Bila angka itu bisa ditekan menjadi 6% melalui mekanisasi, akan dapat diselamatkan tidak kurang dari 2 juta ton beras per tahun. Ketiga, mengurangi konsumsi beras melalui program diversifikasi pangan. Angka konsumsi beras masyarakat kita saat ini tertinggi di dunia, yaitu 135 kilogram/kapita/tahun. Jika angka tersebut dapat diturunkan menjadi 100 kilogram/kapita/tahun, kita dapat menghemat jutaan ton beras. Jika kondisi itu bisa diwujudkan, bukan mustahil negara kita menjadi eksportir beras kenamaan di dunia. 

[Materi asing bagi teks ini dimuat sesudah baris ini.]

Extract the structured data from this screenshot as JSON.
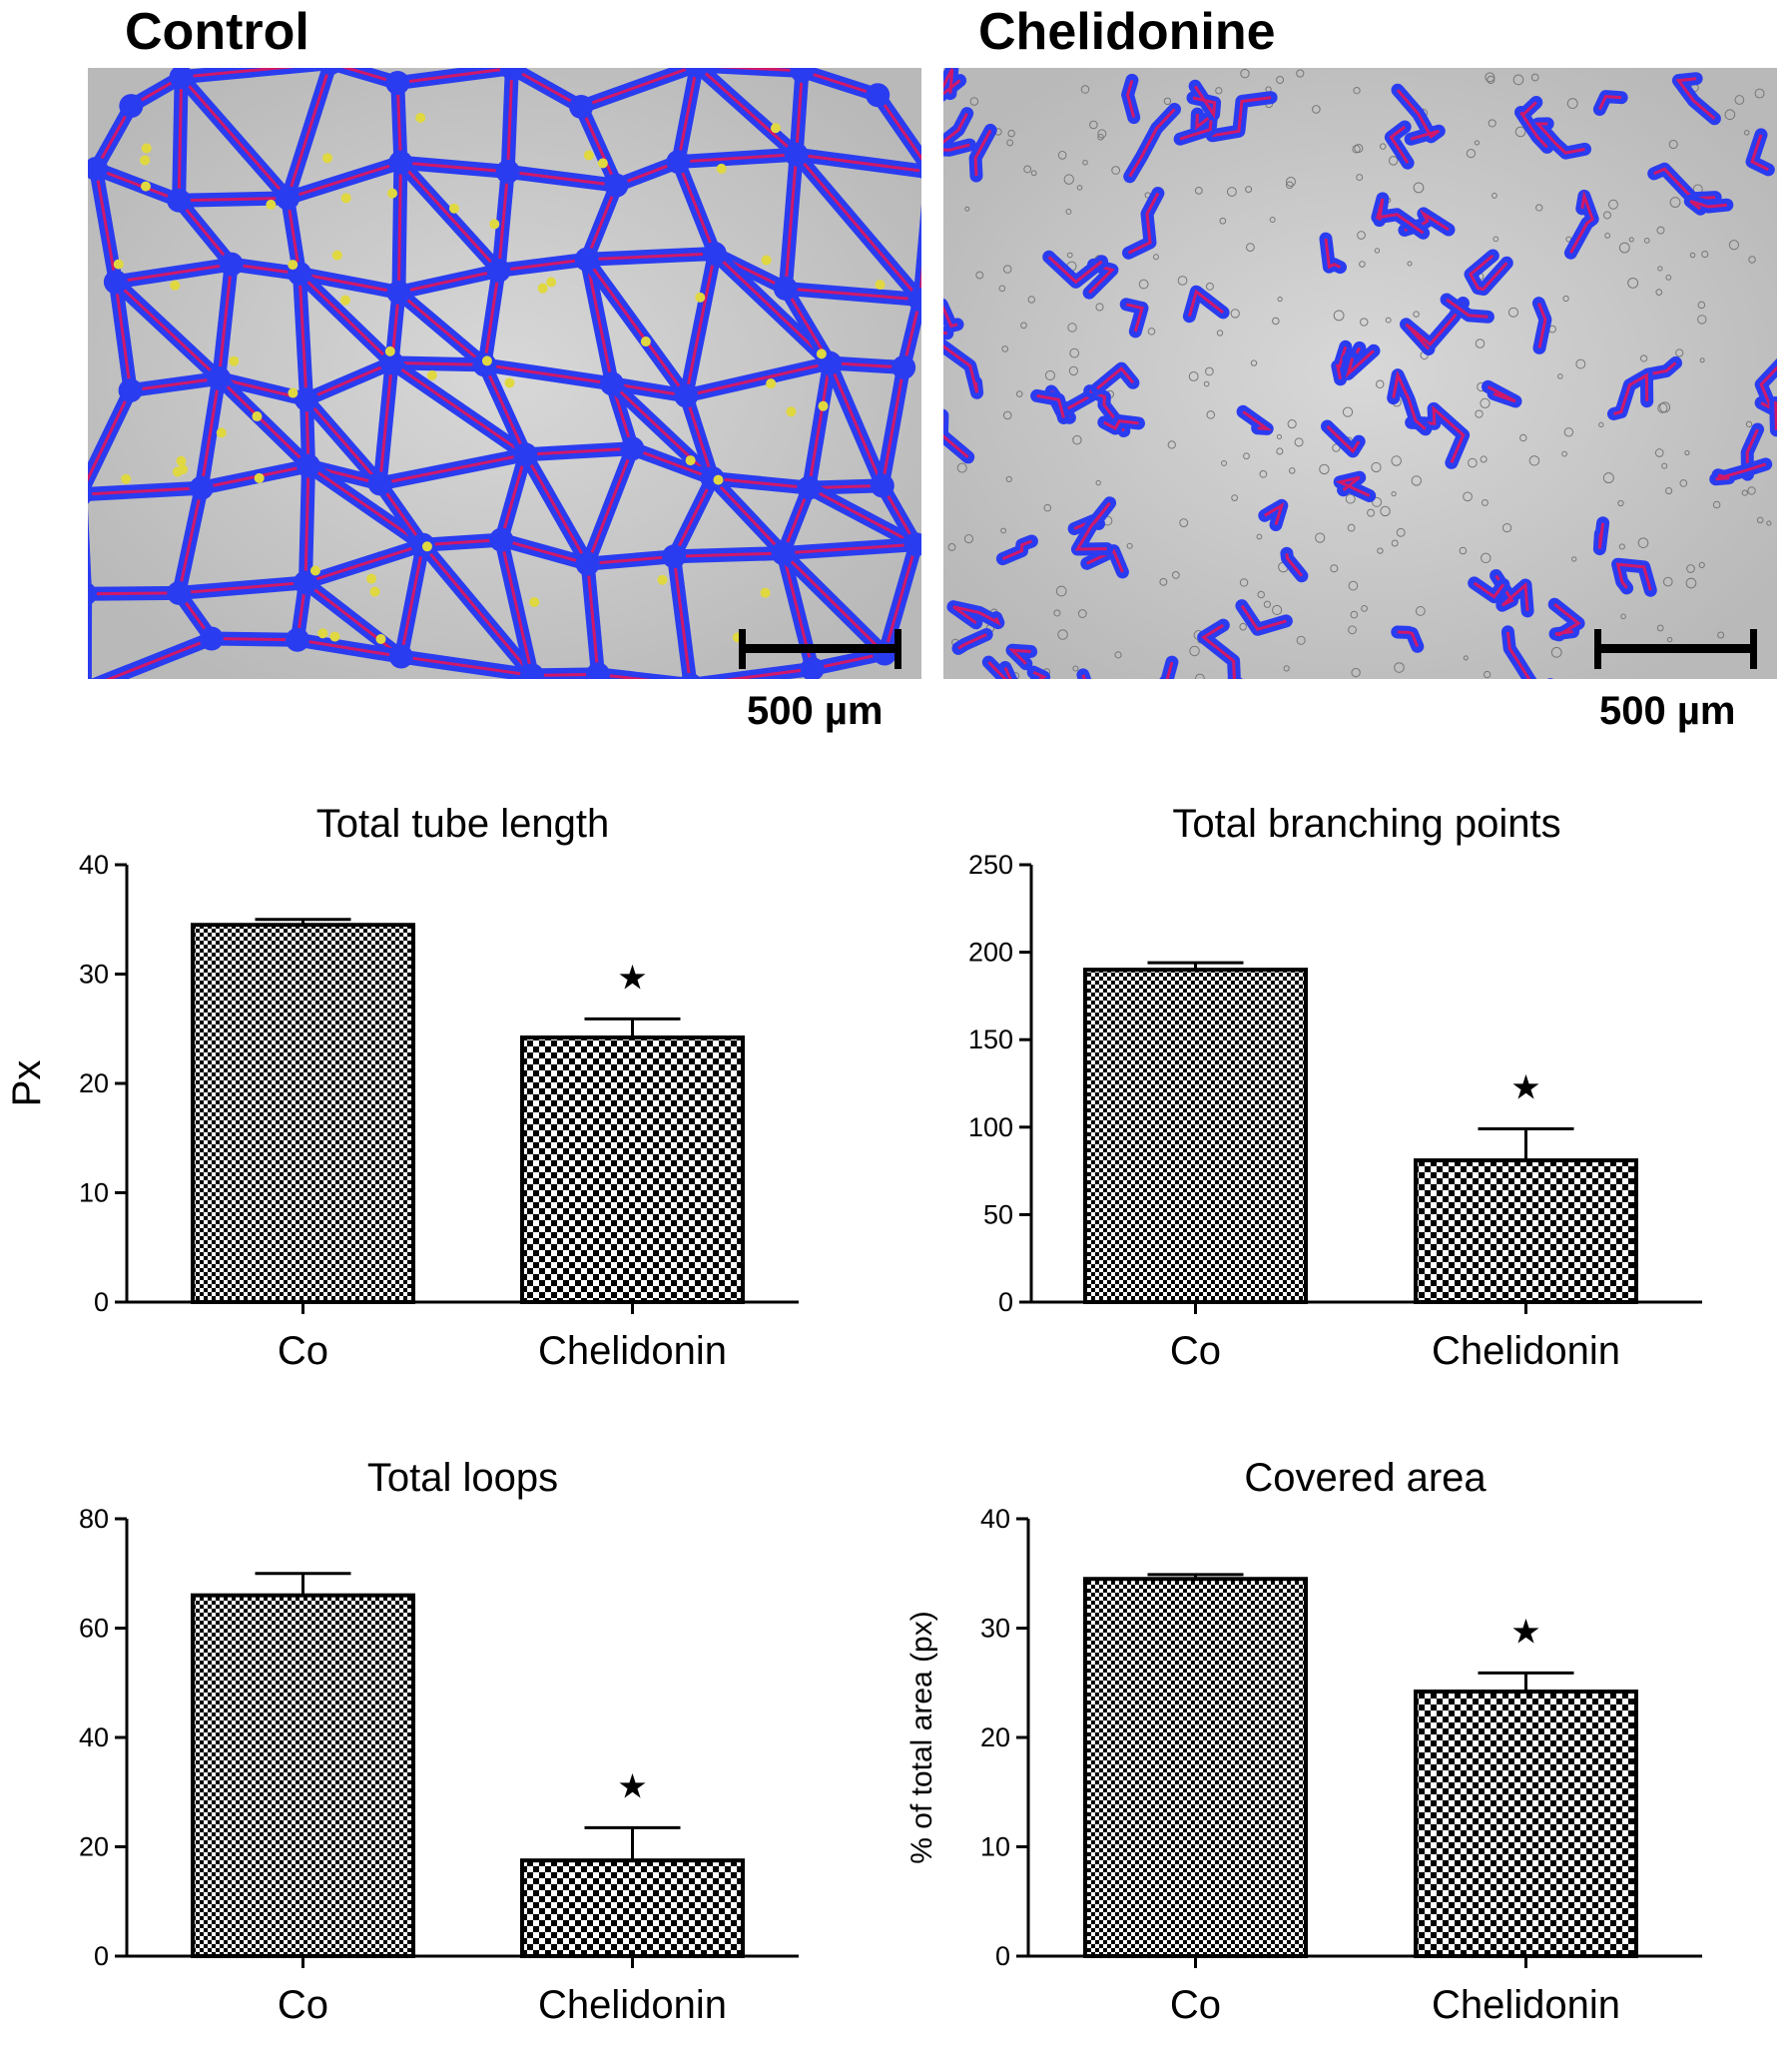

Namun satu hal yang perlu diingat, upaya diversifikasi pangan ini harus menghindari beralihnya konsumsi beras ke terigu. Jika hal ini yang terjadi, permasalahan baru yang lebih pelik akan muncul. Tanaman gandum yang menghasilkan terigu adalah tanaman subtropis yang sulit dibudidayakan di Indonesia sehingga ketergantungan impor terigu makin besar. Program diversifikasi pangan tidak dapat berjalan cepat dan berkesinambungan jika tidak berbasis pada tepung-tepungan (flour based food). Untuk itu agar program diversifikasi pangan berlangsung cepat, pemerintah harus menggalakkan konsumsi umbi-umbian. Gerakan “sehari tanpa nasi” (one day no rice) harus dilakukan secara konsisten dan berkesinambungan. 

Negeri ini sangat kaya varian bahan pangan sumber karbohidrat. Produksi umbi-umbian seperti ketela pohon, ketela rambat,ubi,dan kentang harus digalakkan untuk kemudian diolah dan dipasarkan dalam bentuk tepung. Saat ini komoditas yang telah banyak diusahakan adalah ketela pohon dalam bentuk modified cassava flour (mocaf) untuk substitusi terigu dalam pembuatan mi dan roti.